30分ほどしてから、おっさんの声がした。 「ぼっちゃん、いいですか?」 「はーい」 ぼくはおっさんのところに行った。 そこに行ってみると、おっさんは道路工事で使うような大きなドリルを持っていた。 そして、「今から、このコンクリートを壊しますから、力を貸してください」と言った。 「はい…」 何か悪い予感がした。
おっさんは、「じゃあ、これ持って」と言って、ぼくにドリルを持たせた。 ぼくが、「これを動かすんですか?」と聞くと、おっさんは涼しい顔をして、「はい」と言った。 そして、「いいですか、これは、こうやって、ああやって使うものです」と言って機械の説明をしたあと、「じゃあ、やってみて」と言った。 機械の重さと、その振動の強さで、かなり体に負担がかかる。 力を入れて取っ手を握っていないと、ドリルは暴れ出す。 それを見ながらおっさんは、「もっと力を入れて」とか、「腰をちゃんと入れて」とか言っている。 一度手から離れた時などは、「何やっとるか!!力のないやつやのう」と、例の大きな声で怒鳴った。

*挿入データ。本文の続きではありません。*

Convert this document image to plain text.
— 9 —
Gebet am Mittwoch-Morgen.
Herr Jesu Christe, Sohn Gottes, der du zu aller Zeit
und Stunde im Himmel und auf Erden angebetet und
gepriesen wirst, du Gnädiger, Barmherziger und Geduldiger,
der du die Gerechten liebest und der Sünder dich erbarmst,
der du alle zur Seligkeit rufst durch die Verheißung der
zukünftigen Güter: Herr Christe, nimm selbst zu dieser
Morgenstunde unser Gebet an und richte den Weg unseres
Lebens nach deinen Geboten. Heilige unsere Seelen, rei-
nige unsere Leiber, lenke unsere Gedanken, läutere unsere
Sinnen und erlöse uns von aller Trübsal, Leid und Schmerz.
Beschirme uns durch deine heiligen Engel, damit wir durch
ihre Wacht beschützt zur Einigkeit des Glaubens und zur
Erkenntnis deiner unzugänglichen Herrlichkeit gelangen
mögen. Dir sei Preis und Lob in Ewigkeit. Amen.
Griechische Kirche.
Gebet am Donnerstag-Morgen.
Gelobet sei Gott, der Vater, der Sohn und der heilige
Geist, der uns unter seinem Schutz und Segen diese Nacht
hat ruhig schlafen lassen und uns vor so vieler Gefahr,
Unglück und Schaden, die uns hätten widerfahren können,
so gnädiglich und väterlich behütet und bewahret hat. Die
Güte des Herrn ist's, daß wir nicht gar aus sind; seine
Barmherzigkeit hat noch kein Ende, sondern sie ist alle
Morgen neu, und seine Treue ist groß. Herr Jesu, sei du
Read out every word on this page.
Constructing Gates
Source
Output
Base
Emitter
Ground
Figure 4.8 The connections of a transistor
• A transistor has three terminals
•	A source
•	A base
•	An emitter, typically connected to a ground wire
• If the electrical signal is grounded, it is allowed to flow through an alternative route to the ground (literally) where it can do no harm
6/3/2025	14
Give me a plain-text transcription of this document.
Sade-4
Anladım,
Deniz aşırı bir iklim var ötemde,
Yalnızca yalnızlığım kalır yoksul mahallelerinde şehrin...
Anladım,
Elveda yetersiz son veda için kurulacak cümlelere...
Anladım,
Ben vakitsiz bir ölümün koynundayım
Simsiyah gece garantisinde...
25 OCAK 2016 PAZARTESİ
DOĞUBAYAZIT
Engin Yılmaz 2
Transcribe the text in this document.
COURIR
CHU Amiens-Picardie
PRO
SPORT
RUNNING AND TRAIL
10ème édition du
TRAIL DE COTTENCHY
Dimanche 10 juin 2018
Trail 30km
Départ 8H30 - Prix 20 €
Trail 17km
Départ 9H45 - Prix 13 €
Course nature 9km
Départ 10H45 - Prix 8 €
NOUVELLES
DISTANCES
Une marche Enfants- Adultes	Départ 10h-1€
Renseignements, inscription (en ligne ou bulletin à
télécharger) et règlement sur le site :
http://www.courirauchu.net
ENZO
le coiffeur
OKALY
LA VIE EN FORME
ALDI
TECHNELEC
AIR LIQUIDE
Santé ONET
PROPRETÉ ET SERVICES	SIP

うまくいかないのは力のせいではない。 高校時代まで柔道をやっていたので、普通の人と比べると力は強いほうだった。 では、何で手を離したのかというと、それは要領のせいである。
高校時代に米屋でバイトしたことがある。 その時、ぼくより背が低く痩せた兄ちゃんがいた。 彼はどう見ても、ぼくよりは体力は落ちるように思えた。 ところが、ぼくたちバイトが、20キロの米袋を3つ抱えさせられて「ヒーヒー」言っていた時、彼はそれを横目に、米袋を5つ重ねて運んだのだった。 その時初めて、力仕事に必要なのは力ではなく、要領のよさにあるというのを悟った。 まさにこの仕事も、要領が左右したのだった。
しかし、このおっさんは生意気である。 何でお客の自分が怒鳴られなければならないのだろう。 作業をしながら、ぼくはそのことをずっと考えていた。 だいたい何で、ぼくがこんなことをしなければならないのだろうか。 前日の腑に落ちない理由は、実にここにあったのだ。 そのことを気づくのに1日かかったのだから、やはりぼくは若かったと言えるだろう。
結局、コンクリートは、ぼくが削ったようなものだ。 その間おっさんは何をやっていたのかというと、カタログを見て一人でブツブツと何かつぶやいていた。 つまり、手を抜いていたのだった。